Il settore dei fondi immobiliari conferma nel 2025 una crescita diffusa e strutturale a livello globale ed europeo, con un rafforzamento significativo anche del mercato italiano. È quanto emerge dal 48° Rapporto su “I Fondi immobiliari in Italia e all’estero”, presentato a Milano da Scenari Immobiliari in collaborazione con Studio Casadei. Il quadro che ne emerge è quello di un mercato in espansione, con il patrimonio globale che supera i 5.110 miliardi di euro, l’Europa che accelera a 1.730 miliardi e l’Italia che si conferma tra i Paesi con la crescita più sostenuta, grazie a fondamentali stabili, aumento degli investimenti e progressiva diversificazione degli asset.
Il mercato globale dei fondi immobiliari supera i 5.100 miliardi
A livello mondiale il patrimonio dei fondi immobiliari (tra fondi tradizionali e Reit) arriva nel 2025 a 5.110 miliardi di euro, con una crescita del 6,2% rispetto all’anno precedente. Il dato conferma che il “mattone finanziario” resta una delle asset class più importanti per grandi investitori e istituzioni.
Dentro questo mercato, i Reit restano la parte più grande: rappresentano circa il 76,1% del totale globale, confermando il ruolo del real estate come asset strategico nei portafogli degli investitori istituzionali.

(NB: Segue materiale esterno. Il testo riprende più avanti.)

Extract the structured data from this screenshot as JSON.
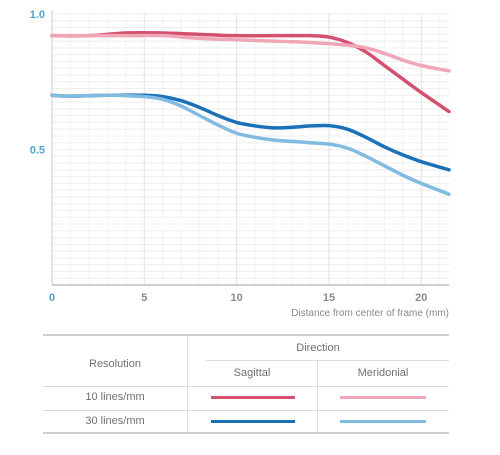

Europa in espansione, traino dal Sud e dall’Italia
In Europa il comparto continua la fase di espansione con 2.478 fondi immobiliari e 283 Reit attivi, per un patrimonio complessivo di 1.730 miliardi di euro (+4,9%). Nei cinque principali mercati europei (Germania, Francia, Regno Unito, Spagna e Italia) il fatturato complessivo raggiunge 986,5 miliardi di euro (+4,7%), con una previsione che supera 1.138 miliardi nel 2026.
Nel dettaglio, la Germania resta il primo mercato con 324 miliardi di euro, seguita dalla Francia con 220 miliardi. L’Italia si distingue però per la crescita più sostenuta, confermandosi tra i mercati più dinamici del continente e sempre più attrattivo per capitali istituzionali.
Italia: patrimonio in crescita e struttura stabile
In Italia il settore dei fondi immobiliari continua a rafforzarsi. Il patrimonio immobiliare gestito dai fondi arriva a 144,5 miliardi di euro, in crescita del 4%, mentre il Nav complessivo si attesta a 125,7 miliardi (+3,5%).
Il settore cresce anche in termini di attività economica: il fatturato raggiunge 162,7 miliardi di euro (+7,1%), con una previsione per il 2026 pari a 176,8 miliardi (+8,7%). In Italia operano circa 700 fondi e 61 Sgr, e il Paese rappresenta oltre il 13% dei veicoli immobiliari attivi in Europa, rafforzando il proprio peso nel mercato continentale.
Dal punto di vista finanziario, il comparto italiano resta stabile. Il debito complessivo è pari a 62 miliardi di euro, cioè il 43% del patrimonio, un livello considerato sotto controllo. La redditività media (Roe) è pari a 1,7%, quindi contenuta ma stabile.
Secondo il “Rapporto sulla stabilità finanziaria” di aprile 2026 di Bankitalia, che riducono i rischi di liquidità e rendono il sistema più stabile rispetto ad altri mercati internazionali.
Asset allocation: cresce la diversificazione
Il rapporto evidenzia una progressiva diversificazione dei portafogli. L’ufficio resta la principale asset class (56,5%), ma aumentano le quote del residenziale (9,7%) e del comparto ricettivo (7%). Cresce anche l’interesse per asset considerati “prime” e per strategie di riqualificazione urbana.
Le acquisizioni nel 2025 sono state pari a 3,1 miliardi di euro, a fronte di dismissioni per 2,2 miliardi. Gli investimenti si sono concentrati soprattutto su uffici e retail, mentre le vendite hanno riguardato in larga parte gli asset direzionali.
Chi guida il mercato: investitori istituzionali e grandi gruppi
Il settore è guidato soprattutto da investitori professionali: circa il 60% dei capitali arriva da investitori istituzionali. Il mercato italiano è inoltre molto concentrato, con forte concentrazione delle masse gestite nelle principali Sgr del settore. Tra i player attivi figurano Coima Sgr, Generali Real Estate Sgr, Investire Sgr, Fabrica Immobiliare Sgr e Castello Sgr.
Le previsioni per il 2026 restano orientate alla crescita, pur in un contesto macroeconomico ancora incerto. Il settore viene descritto dagli operatori come stabile e in progressiva evoluzione, con maggiore attenzione alla qualità degli asset, alla sostenibilità e alla diversificazione geografica e settoriale.